Lastly, we're at the fragment shader! If we look back at how we calculated the three variables vUv, vOffset, and vTextureSize. vTextureSize is the size of the texture within the Texture Atlas. vOffset is where the start of the image is within the Texture Atlas. vUv is the only interesting part, which calculates how many times an image should be rendered at the current tile corner. In the sample case, at tile 1 with a X offset of 64, we've rendered the image (64px - tile offset / 50 - image size) or 1.28 times. This means the image needs to wrap around and repeat again. Thus in the fragment shader, we take the fractional part of this calculation (0.28) and say this point maps to 0.28% from the left of the source image. We just mapped the tile corners to the appropriate points within the source image. The GPU does the rest and interpolates everything else in between.

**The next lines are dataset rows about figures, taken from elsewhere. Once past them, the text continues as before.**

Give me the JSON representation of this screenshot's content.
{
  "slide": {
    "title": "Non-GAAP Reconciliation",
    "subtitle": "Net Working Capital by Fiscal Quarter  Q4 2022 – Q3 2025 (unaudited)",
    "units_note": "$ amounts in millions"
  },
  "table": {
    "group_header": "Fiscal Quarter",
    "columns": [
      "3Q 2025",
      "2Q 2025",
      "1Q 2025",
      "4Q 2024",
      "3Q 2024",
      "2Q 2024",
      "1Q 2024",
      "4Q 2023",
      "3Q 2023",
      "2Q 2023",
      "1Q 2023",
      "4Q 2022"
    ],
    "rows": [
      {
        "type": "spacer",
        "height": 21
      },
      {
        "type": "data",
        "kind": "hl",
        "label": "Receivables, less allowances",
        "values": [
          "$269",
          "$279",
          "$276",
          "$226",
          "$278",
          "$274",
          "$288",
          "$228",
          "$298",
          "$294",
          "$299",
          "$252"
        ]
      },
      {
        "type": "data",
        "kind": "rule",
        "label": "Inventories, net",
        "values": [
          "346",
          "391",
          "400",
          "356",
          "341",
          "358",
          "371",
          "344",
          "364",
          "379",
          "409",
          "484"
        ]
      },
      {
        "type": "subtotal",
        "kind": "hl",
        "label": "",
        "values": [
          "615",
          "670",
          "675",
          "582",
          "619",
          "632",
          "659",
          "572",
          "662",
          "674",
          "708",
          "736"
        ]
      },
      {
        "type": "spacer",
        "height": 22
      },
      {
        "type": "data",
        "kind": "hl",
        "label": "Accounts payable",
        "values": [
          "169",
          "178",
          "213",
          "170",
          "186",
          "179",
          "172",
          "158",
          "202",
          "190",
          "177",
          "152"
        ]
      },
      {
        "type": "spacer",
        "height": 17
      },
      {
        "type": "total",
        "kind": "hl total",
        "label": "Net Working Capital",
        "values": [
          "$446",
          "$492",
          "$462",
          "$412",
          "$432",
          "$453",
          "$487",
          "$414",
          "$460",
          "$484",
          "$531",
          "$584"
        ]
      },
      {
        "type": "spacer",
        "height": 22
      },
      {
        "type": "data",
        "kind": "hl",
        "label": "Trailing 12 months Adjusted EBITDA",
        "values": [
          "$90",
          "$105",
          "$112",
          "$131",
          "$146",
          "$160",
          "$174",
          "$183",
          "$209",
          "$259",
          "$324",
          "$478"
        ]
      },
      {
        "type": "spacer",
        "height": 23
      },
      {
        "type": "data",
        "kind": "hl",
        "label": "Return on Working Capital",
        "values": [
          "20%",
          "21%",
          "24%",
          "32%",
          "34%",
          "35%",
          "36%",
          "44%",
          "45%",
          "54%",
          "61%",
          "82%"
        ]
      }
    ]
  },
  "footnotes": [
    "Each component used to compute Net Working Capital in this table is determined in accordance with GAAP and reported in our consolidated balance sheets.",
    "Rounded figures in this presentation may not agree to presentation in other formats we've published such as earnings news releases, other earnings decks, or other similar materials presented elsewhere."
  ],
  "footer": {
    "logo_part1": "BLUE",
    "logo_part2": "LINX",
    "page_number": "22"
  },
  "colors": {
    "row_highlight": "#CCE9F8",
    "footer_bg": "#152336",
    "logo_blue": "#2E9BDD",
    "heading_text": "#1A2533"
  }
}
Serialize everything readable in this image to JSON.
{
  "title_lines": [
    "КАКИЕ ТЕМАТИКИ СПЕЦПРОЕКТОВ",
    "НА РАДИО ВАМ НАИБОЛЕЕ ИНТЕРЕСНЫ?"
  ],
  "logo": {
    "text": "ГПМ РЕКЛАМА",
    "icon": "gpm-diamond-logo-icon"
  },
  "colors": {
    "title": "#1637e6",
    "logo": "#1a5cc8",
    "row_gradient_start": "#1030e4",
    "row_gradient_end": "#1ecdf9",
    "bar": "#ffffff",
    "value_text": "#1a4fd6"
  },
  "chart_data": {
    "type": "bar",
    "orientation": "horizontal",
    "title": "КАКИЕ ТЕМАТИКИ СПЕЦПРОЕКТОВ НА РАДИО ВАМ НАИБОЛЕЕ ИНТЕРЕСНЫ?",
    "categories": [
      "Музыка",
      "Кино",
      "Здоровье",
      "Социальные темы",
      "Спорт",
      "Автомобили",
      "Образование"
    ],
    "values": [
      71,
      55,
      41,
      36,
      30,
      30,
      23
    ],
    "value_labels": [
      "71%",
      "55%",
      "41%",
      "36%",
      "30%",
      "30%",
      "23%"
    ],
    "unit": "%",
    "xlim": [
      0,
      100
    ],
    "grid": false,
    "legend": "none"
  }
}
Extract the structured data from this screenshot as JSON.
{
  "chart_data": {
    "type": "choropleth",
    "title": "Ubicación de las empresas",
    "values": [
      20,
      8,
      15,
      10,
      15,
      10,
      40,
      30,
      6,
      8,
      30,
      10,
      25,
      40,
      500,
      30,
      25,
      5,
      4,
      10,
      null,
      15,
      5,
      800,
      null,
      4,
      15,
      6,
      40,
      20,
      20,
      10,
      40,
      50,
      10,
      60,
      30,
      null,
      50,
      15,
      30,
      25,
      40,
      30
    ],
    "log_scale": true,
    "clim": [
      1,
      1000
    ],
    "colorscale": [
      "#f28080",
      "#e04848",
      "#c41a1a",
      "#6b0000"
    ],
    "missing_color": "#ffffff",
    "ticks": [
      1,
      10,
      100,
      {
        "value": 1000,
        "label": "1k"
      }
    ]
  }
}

On a side note, the fragment shader gets called for every pixel whereas the vertex shader gets called for every vertex. Since we only supplied 6 vertices for two triangles to draw one rectangle, the vertex shader would be called 6 times. We have to do the fract() calculation in the fragment shader since the actual value vUv will be interpolated between the values we supplied in the vertex shader for vUv at the appropriate 6 indices. (e.g. if at vertex [0,0] we supplied a vUv value of 0.3 and at vertex [1, 0], we supplied a vUv value of 0.6, every call to the fragment shader for pixels between [0,0] and [1,0] will be an interpolated value between 0.3 and 0.6.).

Whew that was a lot and a crazy brain dump because GPUs are confusing. There's still a bunch more to WebRender such as compositing the Stacking Contexts together when they need blending, but I haven't gotten there yet. You can also learn a bit more on Air Mozilla.

Thanks very much to Glenn Watson for proofreading and explaining so many things to me.